Lots of states still have caucuses, where people declare their preference for one candidate or another, and then they get appointed as local delegates to county conventions, and then some of those delegates are picked to go to regional conventions, and then the regional conventions pick people go be delgates to the state convention, and the state convention picks who the delegates are.
The Democrats have lots of "superdelegates," it looks like about 850 this cycle, who are prominent officehlders themselves, or people who are responsible for moving big party machinery. The Republicans have nothing quite like the "superdelegates," but they do allocate delegates who can be named by prominent officeholders, and party apparatchiks get to be delegates themselves.

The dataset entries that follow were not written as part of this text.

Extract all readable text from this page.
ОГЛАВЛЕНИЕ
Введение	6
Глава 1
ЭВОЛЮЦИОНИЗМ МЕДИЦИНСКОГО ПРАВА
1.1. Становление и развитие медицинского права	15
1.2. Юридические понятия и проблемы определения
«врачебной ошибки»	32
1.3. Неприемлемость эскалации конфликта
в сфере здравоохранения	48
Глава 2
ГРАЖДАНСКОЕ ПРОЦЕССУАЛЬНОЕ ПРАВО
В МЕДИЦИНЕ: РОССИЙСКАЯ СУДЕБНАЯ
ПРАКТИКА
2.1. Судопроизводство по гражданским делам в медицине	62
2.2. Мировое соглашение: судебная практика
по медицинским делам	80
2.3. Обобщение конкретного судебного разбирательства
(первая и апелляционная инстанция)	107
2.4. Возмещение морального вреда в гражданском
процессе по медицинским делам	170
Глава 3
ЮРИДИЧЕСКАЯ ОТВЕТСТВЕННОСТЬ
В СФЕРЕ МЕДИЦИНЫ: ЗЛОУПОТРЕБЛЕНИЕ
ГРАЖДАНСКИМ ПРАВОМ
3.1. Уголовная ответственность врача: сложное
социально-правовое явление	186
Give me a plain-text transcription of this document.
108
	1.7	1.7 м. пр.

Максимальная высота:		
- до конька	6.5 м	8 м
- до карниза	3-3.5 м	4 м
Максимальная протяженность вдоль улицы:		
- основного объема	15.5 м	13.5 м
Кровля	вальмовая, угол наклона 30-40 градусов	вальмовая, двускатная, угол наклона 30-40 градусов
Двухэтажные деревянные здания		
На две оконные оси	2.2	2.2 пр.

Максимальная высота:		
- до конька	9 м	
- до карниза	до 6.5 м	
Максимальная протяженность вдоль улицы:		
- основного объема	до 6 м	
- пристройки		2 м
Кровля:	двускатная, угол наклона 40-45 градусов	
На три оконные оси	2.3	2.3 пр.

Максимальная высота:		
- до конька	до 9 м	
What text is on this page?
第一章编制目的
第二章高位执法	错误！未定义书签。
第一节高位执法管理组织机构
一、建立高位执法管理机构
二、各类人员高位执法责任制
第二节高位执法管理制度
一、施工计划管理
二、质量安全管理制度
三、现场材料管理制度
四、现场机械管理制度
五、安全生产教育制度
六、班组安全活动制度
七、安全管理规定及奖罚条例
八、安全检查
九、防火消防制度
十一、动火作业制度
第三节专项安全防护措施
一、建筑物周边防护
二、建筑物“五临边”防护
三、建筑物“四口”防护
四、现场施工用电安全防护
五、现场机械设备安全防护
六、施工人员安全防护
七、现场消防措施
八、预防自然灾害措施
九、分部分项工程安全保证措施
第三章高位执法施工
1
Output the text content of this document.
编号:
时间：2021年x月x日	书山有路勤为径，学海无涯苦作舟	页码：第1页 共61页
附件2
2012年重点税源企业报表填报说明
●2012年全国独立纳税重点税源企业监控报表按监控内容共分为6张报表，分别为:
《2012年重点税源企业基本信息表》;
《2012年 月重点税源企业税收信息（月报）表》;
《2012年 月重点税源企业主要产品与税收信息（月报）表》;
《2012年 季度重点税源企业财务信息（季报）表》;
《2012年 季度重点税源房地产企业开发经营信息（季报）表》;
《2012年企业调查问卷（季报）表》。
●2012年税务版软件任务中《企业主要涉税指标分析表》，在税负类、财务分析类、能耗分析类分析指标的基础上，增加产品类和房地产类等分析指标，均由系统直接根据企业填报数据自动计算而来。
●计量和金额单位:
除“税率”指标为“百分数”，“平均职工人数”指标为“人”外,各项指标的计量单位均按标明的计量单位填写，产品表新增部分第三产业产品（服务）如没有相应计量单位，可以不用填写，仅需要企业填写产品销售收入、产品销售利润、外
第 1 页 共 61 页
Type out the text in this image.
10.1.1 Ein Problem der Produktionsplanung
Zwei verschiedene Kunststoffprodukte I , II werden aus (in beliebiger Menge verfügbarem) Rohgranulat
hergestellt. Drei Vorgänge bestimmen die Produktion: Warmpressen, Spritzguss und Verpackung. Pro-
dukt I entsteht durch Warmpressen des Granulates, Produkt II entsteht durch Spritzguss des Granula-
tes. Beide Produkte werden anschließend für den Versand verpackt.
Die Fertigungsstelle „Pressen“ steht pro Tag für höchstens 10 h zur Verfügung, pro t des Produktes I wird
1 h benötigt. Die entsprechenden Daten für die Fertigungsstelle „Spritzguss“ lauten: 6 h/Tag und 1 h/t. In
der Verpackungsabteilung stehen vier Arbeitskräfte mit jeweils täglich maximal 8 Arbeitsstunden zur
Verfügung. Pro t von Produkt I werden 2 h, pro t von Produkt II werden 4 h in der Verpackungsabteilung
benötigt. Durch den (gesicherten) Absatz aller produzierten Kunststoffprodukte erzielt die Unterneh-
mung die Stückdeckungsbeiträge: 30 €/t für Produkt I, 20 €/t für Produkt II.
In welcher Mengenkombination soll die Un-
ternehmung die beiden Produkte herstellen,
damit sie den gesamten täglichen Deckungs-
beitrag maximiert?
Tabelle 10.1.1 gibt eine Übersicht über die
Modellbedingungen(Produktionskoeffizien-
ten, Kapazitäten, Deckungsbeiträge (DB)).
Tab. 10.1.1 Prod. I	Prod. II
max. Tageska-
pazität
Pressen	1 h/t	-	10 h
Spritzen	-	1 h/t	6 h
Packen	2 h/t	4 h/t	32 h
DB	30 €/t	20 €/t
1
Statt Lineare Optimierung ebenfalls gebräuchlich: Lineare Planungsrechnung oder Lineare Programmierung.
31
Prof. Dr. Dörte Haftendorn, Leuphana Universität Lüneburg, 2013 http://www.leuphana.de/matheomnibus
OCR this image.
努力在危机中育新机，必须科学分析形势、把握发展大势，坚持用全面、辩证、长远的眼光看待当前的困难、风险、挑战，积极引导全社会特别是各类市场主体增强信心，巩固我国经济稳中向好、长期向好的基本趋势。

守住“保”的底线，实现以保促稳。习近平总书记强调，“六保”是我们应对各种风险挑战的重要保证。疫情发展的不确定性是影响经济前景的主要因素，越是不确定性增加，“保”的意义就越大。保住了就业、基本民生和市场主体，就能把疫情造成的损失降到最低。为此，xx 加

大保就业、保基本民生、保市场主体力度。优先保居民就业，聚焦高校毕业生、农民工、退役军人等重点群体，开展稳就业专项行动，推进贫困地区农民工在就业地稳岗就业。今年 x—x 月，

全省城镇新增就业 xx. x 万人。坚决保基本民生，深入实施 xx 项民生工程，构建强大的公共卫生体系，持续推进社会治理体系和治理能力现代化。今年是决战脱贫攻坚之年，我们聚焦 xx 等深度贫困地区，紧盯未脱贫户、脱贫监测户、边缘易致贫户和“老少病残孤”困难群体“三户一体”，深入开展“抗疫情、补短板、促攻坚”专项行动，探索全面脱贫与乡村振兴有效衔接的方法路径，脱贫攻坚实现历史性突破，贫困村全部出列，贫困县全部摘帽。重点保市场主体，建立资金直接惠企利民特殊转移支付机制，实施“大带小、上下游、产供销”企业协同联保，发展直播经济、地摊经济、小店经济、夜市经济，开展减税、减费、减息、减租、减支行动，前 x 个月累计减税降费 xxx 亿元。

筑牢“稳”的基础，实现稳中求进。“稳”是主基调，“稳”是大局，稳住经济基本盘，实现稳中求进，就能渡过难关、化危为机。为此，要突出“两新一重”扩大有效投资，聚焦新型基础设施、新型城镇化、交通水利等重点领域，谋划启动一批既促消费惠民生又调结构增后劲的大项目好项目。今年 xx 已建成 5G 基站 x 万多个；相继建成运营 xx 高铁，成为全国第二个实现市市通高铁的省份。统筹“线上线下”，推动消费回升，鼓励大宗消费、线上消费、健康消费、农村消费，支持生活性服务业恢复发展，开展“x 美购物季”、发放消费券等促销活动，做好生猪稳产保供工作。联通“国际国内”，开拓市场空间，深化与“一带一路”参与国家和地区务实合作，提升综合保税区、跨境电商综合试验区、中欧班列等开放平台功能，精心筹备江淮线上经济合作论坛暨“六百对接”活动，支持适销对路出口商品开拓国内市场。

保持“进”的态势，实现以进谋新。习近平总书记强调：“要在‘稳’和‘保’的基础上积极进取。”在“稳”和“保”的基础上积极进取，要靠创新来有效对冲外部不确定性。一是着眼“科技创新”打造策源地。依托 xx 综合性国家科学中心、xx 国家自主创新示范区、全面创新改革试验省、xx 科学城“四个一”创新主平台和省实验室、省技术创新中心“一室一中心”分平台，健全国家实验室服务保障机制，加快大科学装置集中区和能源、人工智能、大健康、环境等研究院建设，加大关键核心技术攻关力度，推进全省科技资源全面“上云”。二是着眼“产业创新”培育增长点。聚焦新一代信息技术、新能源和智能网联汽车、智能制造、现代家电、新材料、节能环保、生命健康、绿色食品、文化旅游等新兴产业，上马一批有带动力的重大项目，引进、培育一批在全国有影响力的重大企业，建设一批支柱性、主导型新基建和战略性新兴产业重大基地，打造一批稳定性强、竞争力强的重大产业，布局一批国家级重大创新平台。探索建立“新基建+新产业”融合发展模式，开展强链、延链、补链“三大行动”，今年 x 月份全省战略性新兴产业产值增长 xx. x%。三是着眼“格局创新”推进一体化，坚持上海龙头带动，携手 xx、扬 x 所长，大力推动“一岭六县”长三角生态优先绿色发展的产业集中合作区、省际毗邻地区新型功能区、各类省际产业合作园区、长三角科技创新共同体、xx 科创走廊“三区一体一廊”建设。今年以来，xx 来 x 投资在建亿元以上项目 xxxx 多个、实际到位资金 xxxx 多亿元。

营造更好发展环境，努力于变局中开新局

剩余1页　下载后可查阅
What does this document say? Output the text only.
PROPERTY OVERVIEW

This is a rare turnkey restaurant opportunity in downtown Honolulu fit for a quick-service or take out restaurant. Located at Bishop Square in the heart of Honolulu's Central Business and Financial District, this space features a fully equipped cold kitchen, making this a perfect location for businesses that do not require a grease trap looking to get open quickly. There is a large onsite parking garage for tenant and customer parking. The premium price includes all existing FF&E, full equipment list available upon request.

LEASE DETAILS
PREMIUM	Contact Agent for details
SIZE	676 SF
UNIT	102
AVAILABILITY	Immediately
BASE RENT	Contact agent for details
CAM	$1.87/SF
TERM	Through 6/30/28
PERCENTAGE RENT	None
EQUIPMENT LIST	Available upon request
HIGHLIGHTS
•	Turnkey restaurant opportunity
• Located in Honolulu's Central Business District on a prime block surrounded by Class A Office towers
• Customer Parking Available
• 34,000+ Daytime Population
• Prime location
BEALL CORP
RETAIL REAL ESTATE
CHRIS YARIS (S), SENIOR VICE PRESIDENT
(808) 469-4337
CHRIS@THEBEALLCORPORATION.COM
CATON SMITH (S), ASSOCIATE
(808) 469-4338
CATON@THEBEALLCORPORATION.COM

Some of the states that pick delegates directly by primary elections have staggered systems -- a portion of the delegates are awarded to the at-large winner and a portion to winners of various districts (often, but not always Congressional districts) and there seems to be a trend in both parties for giving extra seats to those states, and those districts within the states, that have provided support for the party in the past. This is the case for both the Democrat-style proportional primaries and for the Republican-style winner-take-all primaries -- "winner-take-all" is broken down by district and not all the state's at-large delegate seats are up for grabs for the plurality winner.
Both parties have lots of reserves on their delegate columns for party bosses to either hold themselves or to pass out to minions.
This all suggests to me that not only are the delegates activists, they are also skewed away from the political center. Not all, of course, but the rules suggest that the popular, trustworthy, and ideologically reliable sorts make the best delegates. Which sort of makes sense when you think about it. Is this the way it should be? Hard to say -- but it does suggest that the days of the smoke-filled room where deals are cut are actually not as far away as we might think. This will become obvious if the Republican convention is brokered (as looks more and more likely) but of course we can only wait and see.